Make sure your protein powder is certified GF (most whey isolates and pea proteins are, but check labels — some have wheat-based fillers).
Differences: practically none. This cake is more about the meringue structure than the flour — GF flour blends barely affect the final texture because the eggs are doing 80% of the work.
GF vegan version
This one is genuinely tough — the recipe is built on egg whites. The whole structure depends on them. A full vegan conversion is essentially a different recipe, but here's the best route:
Egg white substitute
Aquafaba is the workable answer. ¾ cup of aquafaba (the liquid from a can of unsalted chickpeas) whips into a stable meringue. Add the cream of tartar and monk fruit sweetener and beat as you would egg whites. It takes longer to reach stiff peaks (8 to 10 minutes vs. 4 to 5) but gets there.
Protein powder
Use a plant-based vanilla protein powder. Orgain, Vega, or KOS work well.
Frosting
Greek yogurt → Kite Hill unsweetened Greek-style almond yogurt or Forager cashew Greek. Same volume. Both whip up well with the pudding mix.
Pudding mix
Standard sugar-free pudding mix (Jell-O brand) is not vegan — contains dairy. Use Simply Delish sugar-free pudding mix, which is vegan and works the same way.
Flour
GF self-rising or GF 1:1 + baking powder/salt as above.
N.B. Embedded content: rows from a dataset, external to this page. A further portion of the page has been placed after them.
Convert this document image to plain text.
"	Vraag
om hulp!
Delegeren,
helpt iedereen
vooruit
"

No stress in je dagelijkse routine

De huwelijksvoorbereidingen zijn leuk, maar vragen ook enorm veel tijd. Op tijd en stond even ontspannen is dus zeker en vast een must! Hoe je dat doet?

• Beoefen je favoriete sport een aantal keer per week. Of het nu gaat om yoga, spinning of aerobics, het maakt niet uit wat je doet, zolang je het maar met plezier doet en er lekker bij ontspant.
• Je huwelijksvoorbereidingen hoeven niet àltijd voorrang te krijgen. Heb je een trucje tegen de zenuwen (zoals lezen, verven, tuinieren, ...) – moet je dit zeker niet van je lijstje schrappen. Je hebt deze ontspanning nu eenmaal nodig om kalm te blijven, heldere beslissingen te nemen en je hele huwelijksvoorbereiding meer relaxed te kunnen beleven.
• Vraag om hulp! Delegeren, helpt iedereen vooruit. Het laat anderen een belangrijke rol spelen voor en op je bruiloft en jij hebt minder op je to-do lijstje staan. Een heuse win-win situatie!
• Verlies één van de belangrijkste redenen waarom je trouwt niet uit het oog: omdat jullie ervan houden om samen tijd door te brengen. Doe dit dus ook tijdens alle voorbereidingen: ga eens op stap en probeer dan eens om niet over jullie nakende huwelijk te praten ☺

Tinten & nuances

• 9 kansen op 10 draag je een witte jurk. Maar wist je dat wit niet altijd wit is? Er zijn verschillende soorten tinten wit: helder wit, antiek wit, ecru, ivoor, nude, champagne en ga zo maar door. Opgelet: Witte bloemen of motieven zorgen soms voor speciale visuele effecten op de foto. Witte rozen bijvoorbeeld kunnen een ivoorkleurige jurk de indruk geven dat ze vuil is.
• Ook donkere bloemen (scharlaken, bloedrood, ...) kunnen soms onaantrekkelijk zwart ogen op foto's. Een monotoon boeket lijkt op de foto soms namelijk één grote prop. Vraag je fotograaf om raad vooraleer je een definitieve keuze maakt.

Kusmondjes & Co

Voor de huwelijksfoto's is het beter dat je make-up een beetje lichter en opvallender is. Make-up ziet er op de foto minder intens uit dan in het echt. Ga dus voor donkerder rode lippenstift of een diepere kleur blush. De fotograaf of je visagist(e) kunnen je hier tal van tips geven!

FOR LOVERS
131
Differences from the original: the aquafaba meringue is lighter and slightly more fragile than egg-white meringue — your cakes will be more delicate and you'll need to handle them like a soufflé. The flavor profile is identical (aquafaba is neutral once whipped). The plant-based protein powder may give a slightly grittier crumb than whey, and may leave a faint earthy note depending on the brand. Cashew-based Greek-style yogurt makes the best frosting of the plant yogurts; almond can be too thin. Honest scoring: 7.5/10 — a working version of a fundamentally egg-dependent recipe. If your friend can't eat eggs, this gets you in the ballpark.